Les friches, un gisement foncier stratégique pour le logement et l'industrie

La France compte près de 15 000 friches, soit l'équivalent de 60 000 hectares, selon l'inventaire national 2025 publié par le Cerema. Ces espaces délaissés constituent en réalité un gisement stratégique pour l'aménagement.
Dans un contexte de sobriété foncière imposée par la loi Climat et résilience, qui vise le « zéro artificialisation nette » (ZAN) d'ici 2050, leur requalification apparaît comme l'un des leviers majeurs pour répondre à la fois aux besoins en logements, au développement économique et à la transition écologique.
La mise en place de la plateforme Cartofriches permet désormais de localiser et qualifier ces sites à l'échelle nationale, avec l'ambition de mieux les mobiliser.
Un inventaire révélateur de nouvelles opportunités
L'étude du Cerema révèle la diversité des friches recensées : 33 % sont liées à l'habitat, 22 % à l'industrie, mais ces dernières concentrent à elles seules la moitié des surfaces totales. On compte aussi 10 % de friches commerciales, 5 % issues d'équipements publics et 5 % de terrains ferroviaires.

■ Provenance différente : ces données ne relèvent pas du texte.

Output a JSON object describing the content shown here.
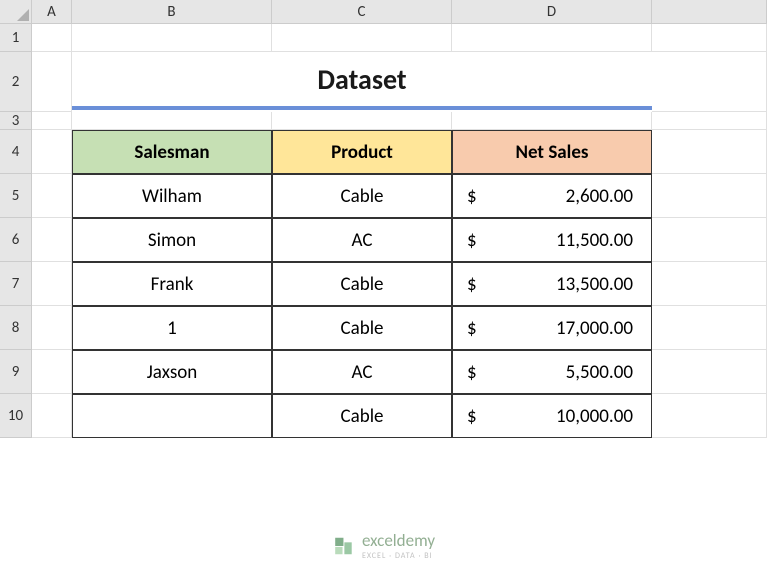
{
  "columns": [
    "A",
    "B",
    "C",
    "D"
  ],
  "rows": [
    "1",
    "2",
    "3",
    "4",
    "5",
    "6",
    "7",
    "8",
    "9",
    "10"
  ],
  "title": "Dataset",
  "headers": {
    "salesman": "Salesman",
    "product": "Product",
    "netsales": "Net Sales"
  },
  "data": [
    {
      "salesman": "Wilham",
      "product": "Cable",
      "currency": "$",
      "amount": "2,600.00"
    },
    {
      "salesman": "Simon",
      "product": "AC",
      "currency": "$",
      "amount": "11,500.00"
    },
    {
      "salesman": "Frank",
      "product": "Cable",
      "currency": "$",
      "amount": "13,500.00"
    },
    {
      "salesman": "1",
      "product": "Cable",
      "currency": "$",
      "amount": "17,000.00"
    },
    {
      "salesman": "Jaxson",
      "product": "AC",
      "currency": "$",
      "amount": "5,500.00"
    },
    {
      "salesman": "",
      "product": "Cable",
      "currency": "$",
      "amount": "10,000.00"
    }
  ],
  "watermark": {
    "name": "exceldemy",
    "tagline": "EXCEL · DATA · BI"
  }
}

Dans les faits, deux tiers des sites dépassent 0,5 hectares, ce qui en fait des fonciers adaptés à des opérations d'envergure, qu'il s'agisse de reconversion urbaine, d'accueil d'activités économiques ou de projets de renaturation.
Un tiers des friches se situent en zones dites « tendues » pour l'habitat, là où la pression foncière est la plus forte et où la rareté du terrain bloque souvent les projets immobiliers. Le potentiel est donc considérable : sur les friches sans projet en cours, environ 4 500 sites, représentant 37 000 hectares, pourraient accueillir de l'industrie, et 3 000 autres, couvrant 2 000 hectares, sont identifiés comme propices au logement.
Ces chiffres mettent en lumière un paradoxe : alors que la France consomme chaque année environ 20 000 hectares d'espaces naturels, agricoles ou forestiers, des milliers d'hectares déjà artificialisés restent inutilisés.
Un levier pour la réindustrialisation et le logement
Si la remise en état d'une friche représente un coût important, estimé par le Cerema à 540 000 euros par hectare, elle constitue un investissement stratégique. Entre 2021 et 2024, le financement apporté par le plan de relance et le Fonds vert a déjà permis de réhabiliter 5 800 hectares, produisant 13,6 millions de m² de logements et 10,3 millions de m² de surfaces économiques.
Ces chiffres montrent que la reconversion des friches est non seulement possible, mais déjà en cours. Celle-ci répond aux enjeux actuels : loger des populations croissantes, accueillir des activités productives et limiter la pression sur les espaces naturels.
Le Cerema souligne également que 28 % des friches recensées font déjà l'objet d'un projet de transformation, preuve que les collectivités et les acteurs privés s'approprient progressivement cet outil.
La requalification de ces sites, souvent situés en cœur de ville ou en périphérie directe, permet aussi de redonner vie à des quartiers, d'effacer des stigmates urbains et de recréer des centralités attractives.
Des outils pour accélérer la transformation
Pour accompagner les porteurs de projets et les collectivités, le Cerema a développé plusieurs solutions complémentaires à l'inventaire. La plateforme UrbanSIMUL permet de constituer des observatoires locaux et de croiser les données avec les besoins d'aménagement. L'outil France Foncier+ identifie le foncier économique disponible, tandis que UrbanVitaliz accompagne les collectivités dans la transformation des sites les plus complexes, en intégrant les enjeux juridiques, techniques et financiers.
Ces dispositifs visent à réduire les obstacles opérationnels qui freinent encore la reconversion des friches, en particulier dans les territoires où les moyens humains et financiers sont limités.
L'enjeu est d'autant plus fort que 13 000 terrains supplémentaires, susceptibles d'être qualifiés de friches, ont été identifiés : un potentiel qui pourrait porter la surface totale mobilisable entre 80 000 et 140 000 hectares.